Alberto Sols Biography
The Biomedical Research Institute is named after Alberto Sols in honor of the memory of a person unanimously recognized as the most important driving force in the initiation and development of modern biochemistry in Spain.
Alberto Sols was born in 1917 in Sax, a small town in Alicante province in Eastern Spain. He started his medical studies in Valencia and finished them in Madrid after the Spanish Civil War. He established himself in Barcelona where he began his studies on the mechanism for the absorption of sugars by the intestine. A few years later, he joined the laboratory of Carl and Gerty Cory in St. Louis, Missouri, at the time one of the leading enzymology laboratories in the world. His two years at the Cory laboratory decisively influenced his future career. Back in Spain and struggling with multiple difficulties, he formed a small research group in Madrid dedicated to the study of enzymes in carbohydrate metabolism. The group was located at the recently built Centro de Investigaciones Biológicas (CIB) of the Consejo Superior de Investigaciones Científicas (CSIC). The rigor and high quality of his research was greatly appreciated by many colleagues so that his work became a kind of a standard for quality in the country. This attracted to his laboratory young students desirous of conducting high quality research in Biochemistry. Some of those students became leaders in the growing field of Biochemistry and Molecular Biology in Spain.

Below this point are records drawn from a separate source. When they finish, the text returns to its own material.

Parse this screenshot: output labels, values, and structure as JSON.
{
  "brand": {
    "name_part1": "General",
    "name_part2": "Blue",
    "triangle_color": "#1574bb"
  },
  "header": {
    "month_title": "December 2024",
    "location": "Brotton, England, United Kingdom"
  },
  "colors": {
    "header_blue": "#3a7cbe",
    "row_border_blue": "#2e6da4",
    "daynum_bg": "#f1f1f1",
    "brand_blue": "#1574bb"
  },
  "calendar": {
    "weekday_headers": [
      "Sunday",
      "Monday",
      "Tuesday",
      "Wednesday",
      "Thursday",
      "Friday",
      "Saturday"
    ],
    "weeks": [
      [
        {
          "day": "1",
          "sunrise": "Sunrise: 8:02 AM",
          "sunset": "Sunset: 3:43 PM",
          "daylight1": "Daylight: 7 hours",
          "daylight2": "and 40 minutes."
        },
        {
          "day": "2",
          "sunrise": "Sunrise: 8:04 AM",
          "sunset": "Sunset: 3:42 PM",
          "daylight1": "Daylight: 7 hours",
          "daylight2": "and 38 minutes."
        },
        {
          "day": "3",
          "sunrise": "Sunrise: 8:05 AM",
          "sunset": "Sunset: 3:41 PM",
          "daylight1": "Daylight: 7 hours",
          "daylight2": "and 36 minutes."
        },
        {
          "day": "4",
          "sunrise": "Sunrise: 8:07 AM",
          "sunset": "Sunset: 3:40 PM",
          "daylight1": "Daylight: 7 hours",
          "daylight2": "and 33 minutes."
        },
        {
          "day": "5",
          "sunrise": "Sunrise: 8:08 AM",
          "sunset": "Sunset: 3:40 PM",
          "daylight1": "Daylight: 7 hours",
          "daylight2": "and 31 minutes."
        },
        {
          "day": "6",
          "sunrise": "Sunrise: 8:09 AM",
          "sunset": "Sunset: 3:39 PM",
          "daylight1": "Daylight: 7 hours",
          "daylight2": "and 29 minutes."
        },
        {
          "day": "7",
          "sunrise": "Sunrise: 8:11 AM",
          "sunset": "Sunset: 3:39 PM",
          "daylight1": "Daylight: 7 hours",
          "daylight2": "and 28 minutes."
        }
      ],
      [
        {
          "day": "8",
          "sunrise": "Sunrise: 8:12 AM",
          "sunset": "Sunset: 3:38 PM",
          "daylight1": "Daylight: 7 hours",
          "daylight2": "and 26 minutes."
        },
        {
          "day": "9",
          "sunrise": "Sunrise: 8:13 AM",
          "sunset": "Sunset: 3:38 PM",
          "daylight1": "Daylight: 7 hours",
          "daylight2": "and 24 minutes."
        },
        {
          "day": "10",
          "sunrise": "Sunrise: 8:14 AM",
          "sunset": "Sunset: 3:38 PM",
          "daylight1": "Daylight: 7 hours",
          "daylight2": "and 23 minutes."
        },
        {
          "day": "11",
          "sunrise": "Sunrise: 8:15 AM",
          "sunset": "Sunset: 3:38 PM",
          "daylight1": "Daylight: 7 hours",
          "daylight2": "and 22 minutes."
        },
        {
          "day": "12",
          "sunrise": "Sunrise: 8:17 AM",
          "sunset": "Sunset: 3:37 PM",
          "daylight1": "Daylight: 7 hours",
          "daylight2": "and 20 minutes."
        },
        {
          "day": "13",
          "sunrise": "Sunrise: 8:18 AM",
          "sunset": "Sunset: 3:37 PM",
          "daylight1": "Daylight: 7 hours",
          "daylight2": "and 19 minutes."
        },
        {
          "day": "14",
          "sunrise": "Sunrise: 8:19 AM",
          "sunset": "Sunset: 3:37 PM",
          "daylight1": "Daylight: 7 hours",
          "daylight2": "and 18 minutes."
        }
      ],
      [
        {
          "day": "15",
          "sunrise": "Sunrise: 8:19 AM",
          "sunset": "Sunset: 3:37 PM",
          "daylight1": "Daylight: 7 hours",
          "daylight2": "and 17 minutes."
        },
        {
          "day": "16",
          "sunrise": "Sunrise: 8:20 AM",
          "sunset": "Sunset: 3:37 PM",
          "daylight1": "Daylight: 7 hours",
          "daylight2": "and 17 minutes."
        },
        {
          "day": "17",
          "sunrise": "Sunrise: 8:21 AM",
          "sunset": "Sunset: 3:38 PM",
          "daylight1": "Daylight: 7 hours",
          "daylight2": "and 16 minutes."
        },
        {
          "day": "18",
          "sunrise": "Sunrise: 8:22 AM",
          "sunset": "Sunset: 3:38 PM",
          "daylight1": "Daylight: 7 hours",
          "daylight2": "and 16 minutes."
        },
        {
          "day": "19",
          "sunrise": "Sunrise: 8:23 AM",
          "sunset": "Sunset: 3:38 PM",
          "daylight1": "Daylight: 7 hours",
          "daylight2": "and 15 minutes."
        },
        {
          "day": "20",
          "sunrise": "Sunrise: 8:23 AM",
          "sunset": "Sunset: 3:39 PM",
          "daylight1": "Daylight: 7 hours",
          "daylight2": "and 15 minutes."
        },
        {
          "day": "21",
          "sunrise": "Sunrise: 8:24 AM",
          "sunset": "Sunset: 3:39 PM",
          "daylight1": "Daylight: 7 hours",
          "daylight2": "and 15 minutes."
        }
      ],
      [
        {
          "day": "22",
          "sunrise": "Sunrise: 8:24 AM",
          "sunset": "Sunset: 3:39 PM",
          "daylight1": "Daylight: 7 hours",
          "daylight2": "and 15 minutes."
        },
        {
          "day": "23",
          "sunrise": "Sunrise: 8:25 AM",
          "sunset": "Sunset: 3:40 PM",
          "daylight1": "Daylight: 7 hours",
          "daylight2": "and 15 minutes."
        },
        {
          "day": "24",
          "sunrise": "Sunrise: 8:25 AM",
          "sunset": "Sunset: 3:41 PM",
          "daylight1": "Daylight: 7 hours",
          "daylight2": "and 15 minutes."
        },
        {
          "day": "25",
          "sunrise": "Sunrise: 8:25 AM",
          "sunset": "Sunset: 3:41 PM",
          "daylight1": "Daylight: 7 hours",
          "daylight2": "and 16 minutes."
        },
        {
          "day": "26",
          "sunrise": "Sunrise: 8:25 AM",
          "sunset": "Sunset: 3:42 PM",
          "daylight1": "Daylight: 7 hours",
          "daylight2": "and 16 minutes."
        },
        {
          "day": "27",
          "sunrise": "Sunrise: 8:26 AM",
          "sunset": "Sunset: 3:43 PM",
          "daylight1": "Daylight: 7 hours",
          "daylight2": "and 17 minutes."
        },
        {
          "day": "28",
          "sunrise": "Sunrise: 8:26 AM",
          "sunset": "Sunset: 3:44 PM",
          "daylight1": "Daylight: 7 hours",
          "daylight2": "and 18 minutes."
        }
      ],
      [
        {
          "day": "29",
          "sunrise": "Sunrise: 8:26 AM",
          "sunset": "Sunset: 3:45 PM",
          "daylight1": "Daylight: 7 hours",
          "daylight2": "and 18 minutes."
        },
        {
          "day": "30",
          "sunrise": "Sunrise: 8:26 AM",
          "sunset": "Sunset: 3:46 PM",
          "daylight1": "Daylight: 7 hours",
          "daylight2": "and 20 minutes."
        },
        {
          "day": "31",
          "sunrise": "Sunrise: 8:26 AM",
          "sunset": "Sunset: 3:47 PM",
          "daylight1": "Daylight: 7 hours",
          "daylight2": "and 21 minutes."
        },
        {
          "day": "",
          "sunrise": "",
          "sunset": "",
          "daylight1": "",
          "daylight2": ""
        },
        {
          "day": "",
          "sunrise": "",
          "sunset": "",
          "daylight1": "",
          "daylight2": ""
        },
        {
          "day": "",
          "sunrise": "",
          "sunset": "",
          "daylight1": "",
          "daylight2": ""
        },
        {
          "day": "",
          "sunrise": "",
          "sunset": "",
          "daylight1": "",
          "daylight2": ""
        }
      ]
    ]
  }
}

In the early seventies, his group moved to the newly created Medical School of the Universidad Autónoma de Madrid (UAM) where he became Full Professor some years later.
Alberto Sols was one of the discoverers of hepatic glucokinase and its regulation by insulin and he described for the first time an allosteric effector for hexokinase, an enzyme whose specificity he had studied in great detail. He made important contributions to the understanding of the regulation of phosphofructokinase, another key enzyme in carbohydrate metabolism. He was also the main promoter in the creation of the Spanish Biochemistry Society founded in 1963.
He received numerous honors and awards in recognition of his important work. He passed away suddenly during his summer holidays in 1989 at the age of 72.